Governor Tiff Macklem conceded the central bank’s “credibility is being tested” and that it had to forcefully demonstrate its will to corral inflation. Higher interest rates generally require many months to take hold and slow a hot economy. But a rare episode like Wednesday’s serves the immediate purpose of a declaration from the Bank of Canada to the many Canadians and businesses that believe inflation won’t ease any time soon. Mr. Macklem’s percentage-point hike is half economics and half psychology.

This is new terrain for many people. Rampant inflation existed in the hazy past, during the 1970s, oil embargoes and a stagnant economy. Relatively high interest rates in Canada lasted until the early 1990s. Everyone got used to low inflation and low rates in the decades that followed. Central bankers seemed in full control. Tectonic shifts like China’s rise in the world economy kept the prices of goods low. Technology got faster and cheaper. Oil prices were mostly modest.

The pandemic upended everything. When inflation percolated last year, central bankers dubbed it transitory. There was no chorus of calls for aggressive action. There were specific pressures like out-of-control housing prices, but the broader economy was in convalescence. Even last fall, economists predicted a return to low inflation by the end of this year. At the start of 2022, the focus was Omicron, not inflation.

Then the world gunned a cold engine. Pandemic restrictions vanished. No one travelled, until everyone travelled. Demand for labour went ballistic. Add in the war in Ukraine, and oil and food prices spiralled higher. Inflation is everywhere. If 7.7 per cent in May in Canada seems bad, look at the United States, which on Wednesday booked 9.1 per cent in June.

Now central banks are scrambling. The Bank of Canada on Wednesday said it miscalculated key factors such as oil prices. But oil is hard to predict, as is the onset of war. Central banks influence neither. So Mr. Macklem is left to convince Canadians he can get the job done. It starts with his push on Wednesday to re-establish credibility.

There are major risks involved with so aggressive a rate hike. Economists who hadn’t feared inflation last year these days warn of potential recession. Sectors such as housing are already feeling the higher rates, and this will intensify. History indicates that reducing high inflation while avoiding a recession can’t be done, yet the Bank of Canada believes it can pull off this double trick. That remains a big maybe.

These are, however, weird times. Yes, higher rates in the past have led to economic contraction, but there’s no past that really resembles the present: rapidly rising interest rates, but up from basically zero and still relatively low; unemployment at a record low, with record job vacancies; a continuing pandemic; war in Eastern Europe. Add it up and it’s hard to rely on historical comparisons.

There also are indications that inflation might be peaking. Oil, wheat, lumber and shipping rates are falling. For inflation to keep going at 8 per cent, oil would have to almost double.

Then there’s the complicated big picture question: Have things really changed – is the long era of low rates and low inflation over?

Some experts say yes, given shifts such as disruptions to global trade, climate heating and an aging population. Jean Boivin, an investment executive and former Bank of Canada deputy governor, recently wrote in the Financial Times that the past four decades, for the world economy and central bankers, were defined in part by “good luck.” Our collective economic luck – factors that kept inflation and rates low – may have run out.
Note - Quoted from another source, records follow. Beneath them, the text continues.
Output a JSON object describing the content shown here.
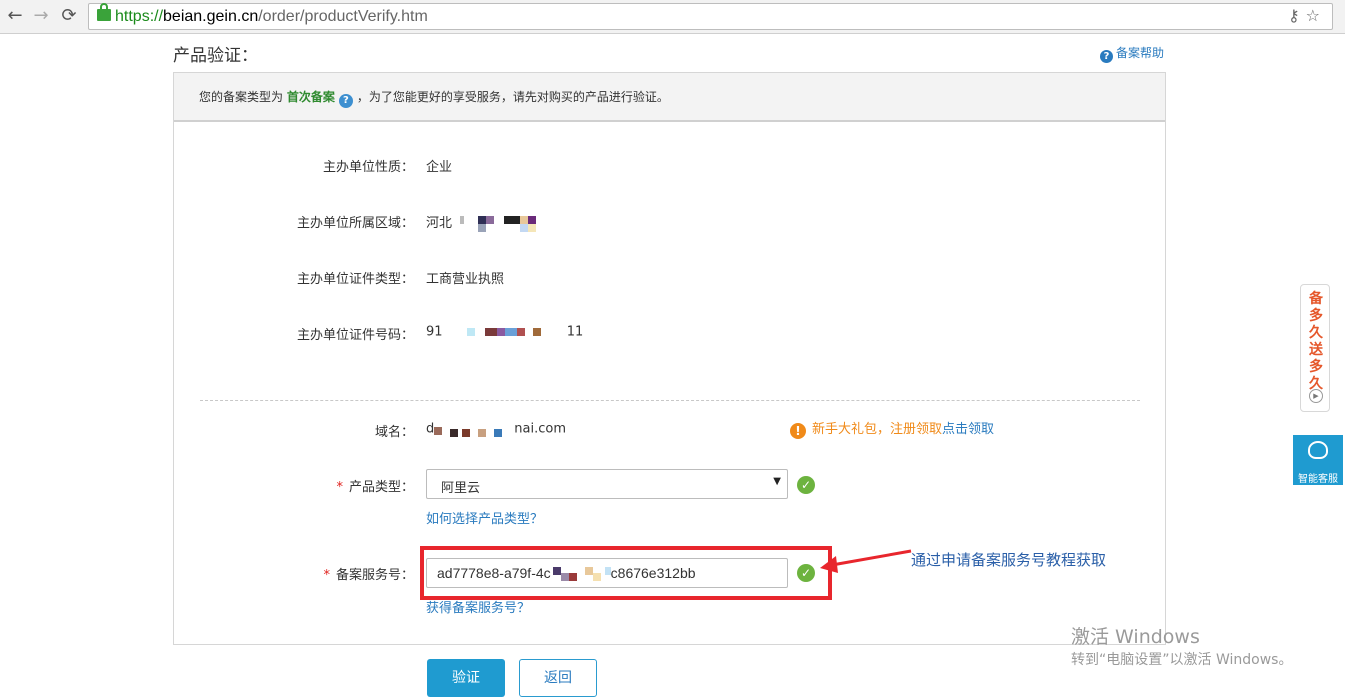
{
  "browser": {
    "back_icon": "←",
    "forward_icon": "→",
    "reload_icon": "⟳",
    "url_protocol": "https://",
    "url_host": "beian.gein.cn",
    "url_path": "/order/productVerify.htm",
    "key_icon": "⚷",
    "star_icon": "☆"
  },
  "page": {
    "title": "产品验证：",
    "help_link": "备案帮助"
  },
  "notice": {
    "prefix": "您的备案类型为",
    "filing_type": "首次备案",
    "suffix": "，为了您能更好的享受服务，请先对购买的产品进行验证。"
  },
  "fields": {
    "org_nature_label": "主办单位性质：",
    "org_nature_value": "企业",
    "org_region_label": "主办单位所属区域：",
    "org_region_value": "河北",
    "cert_type_label": "主办单位证件类型：",
    "cert_type_value": "工商营业执照",
    "cert_no_label": "主办单位证件号码：",
    "cert_no_prefix": "91",
    "cert_no_suffix": "11",
    "domain_label": "域名：",
    "domain_prefix": "d",
    "domain_suffix": "nai.com",
    "product_type_label": "产品类型：",
    "product_type_value": "阿里云",
    "product_type_help": "如何选择产品类型？",
    "serial_label": "备案服务号：",
    "serial_prefix": "ad7778e8-a79f-4c",
    "serial_suffix": "c8676e312bb",
    "serial_help": "获得备案服务号？",
    "required_mark": "*"
  },
  "gift": {
    "text": "新手大礼包，注册领取",
    "link": "点击领取"
  },
  "annotation": {
    "text": "通过申请备案服务号教程获取"
  },
  "buttons": {
    "verify": "验证",
    "back": "返回"
  },
  "side": {
    "promo_text": "备多久送多久",
    "service_label": "智能客服"
  },
  "watermark": {
    "line1": "激活 Windows",
    "line2": "转到“电脑设置”以激活 Windows。"
  },
  "colors": {
    "accent_blue": "#1f9bd0",
    "link_blue": "#2a7bbf",
    "ok_green": "#6db33f",
    "highlight_red": "#e8262d",
    "gift_orange": "#f08a19"
  }
}
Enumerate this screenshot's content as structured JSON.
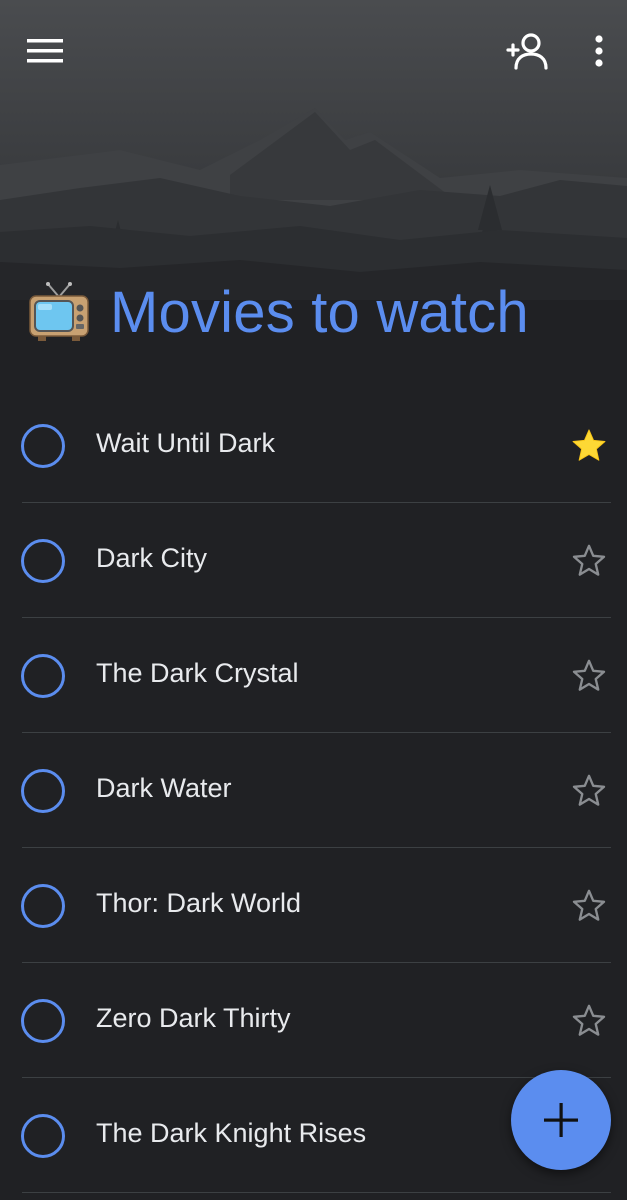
{
  "app_bar": {
    "menu_icon": "hamburger-menu-icon",
    "share_icon": "add-person-icon",
    "more_icon": "more-vertical-icon"
  },
  "list": {
    "emoji": "📺",
    "title": "Movies to watch",
    "accent_color": "#5b8def",
    "star_color": "#fdd835"
  },
  "tasks": [
    {
      "title": "Wait Until Dark",
      "starred": true
    },
    {
      "title": "Dark City",
      "starred": false
    },
    {
      "title": "The Dark Crystal",
      "starred": false
    },
    {
      "title": "Dark Water",
      "starred": false
    },
    {
      "title": "Thor: Dark World",
      "starred": false
    },
    {
      "title": "Zero Dark Thirty",
      "starred": false
    },
    {
      "title": "The Dark Knight Rises",
      "starred": false
    }
  ],
  "fab": {
    "icon": "plus-icon"
  }
}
The Bank of Canada is fixated on inflation. It’s too high, too widespread and too many people think it’s not going away. It had to act, and it did. It’s fair to say the bank is playing catchup. But it now clearly moves with force.

What’s not clear is whether it’ll work. Can the central bank both ease inflation and avert recession? The path to success, Mr. Macklem said, is narrowing. The cost of missteps is high.